Comecemos então por identificar Qhoja Sopharis (também conhecido como Safar Aga ou Rumi Khan), segundo alguns, grego; segundo outros, filho de mãe turca e pai cristão, nativo da ilha de Chios. Qhoja Sopharis fora governador de Surate, tendo, aliás, mandado fortalecer a cidadela devido aos frequentes ataques dos portugueses. Pouco depois da morte de Bahadur Shah, sultão do Gujarate, em Diu, em 1538, Qhoja Sopharis rendeu-se aos portugueses e estes, reconhecendo a sua capacidade, trataram-no bem e nele depositaram confiança. Não obstante, ingratidão e deserção seriam a resposta de Qhoja, que pereceria durante o segundo cerco a Diu, em Junho de 1546. Agora que está revelada a personagem, identifique-se o tal “belo lago”. Na verdade, o Gopi Talav, construído por volta de 1510 por Malik Gopi, influente comerciante e governador de Surate durante o período mogol, a quem é atribuído o desenvolvimento da cidade. Vários visitantes europeus, após a notícia de Monserrate, com espanto ao dito lago se referem.
Descreve-o em 1628 o britânico Peter Mundy como “o grande tanque de Surate”, e numa obra datada de 1631 o geógrafo holandês Joannes de Laet coloca a possibilidade de ter sido cortado a partir de um só rochedo.
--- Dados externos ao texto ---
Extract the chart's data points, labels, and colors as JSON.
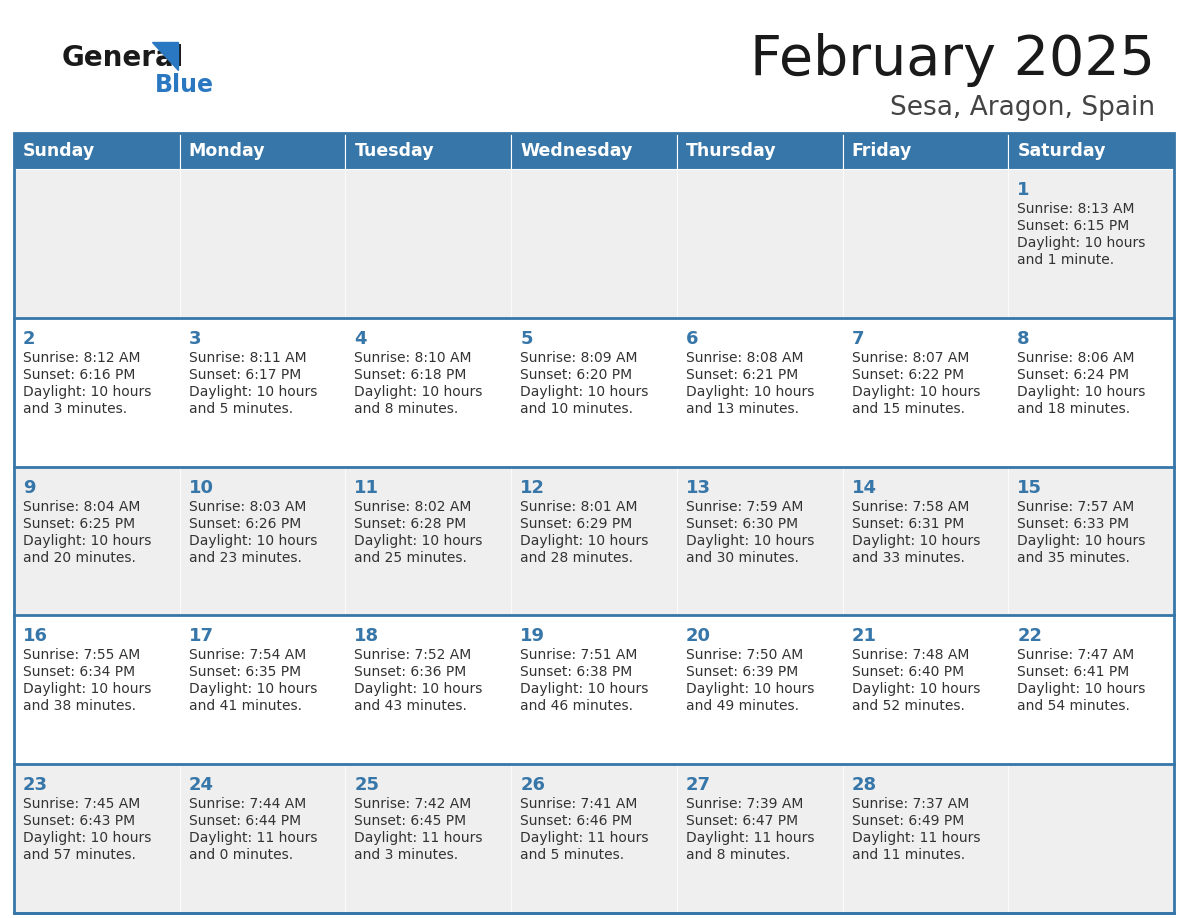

Em 1638 é a vez do aventureiro alemão Johan Albrecht de Mandelslo salientar a sua vastidão e a riqueza dos degraus que o cercavam, não esquecendo de aludir à torre no meio do lago designando-a erroneamente de “túmulo do construtor desta estrutura magnífica”.
Entre 1662-1663, ao percorrer a região de Surate, o jesuíta português Manoel Godinho, pouco antes de iniciar a viagem terrestre até Portugal, menciona dois poços fora da cidade “usados para fornecer água potável”, na verdade uma referência às duas cisternas do lago. Também o italiano Pietro della Valle regista o uso desse espaço para reter a água da chuva para fins de consumo. Em 1666, o viajante francês Jean de Thévenot chama a atenção para a necessidade de urgente restauro, alerta ignorado pois em 1674 o lago estava seco e em 1717 não passava de uma ruína. Hoje, já sem as muito gabadas lajes de mármore e a torre central, e depois de recentes obras de reabilitação e melhoramentos que lhe acrescentaram luzes e repuxos, o Gopi Talav não passa de local de recreio e nada resta nele que evoque o seu longo historial. Dir-se-á um tanque construído há umas décadas apenas.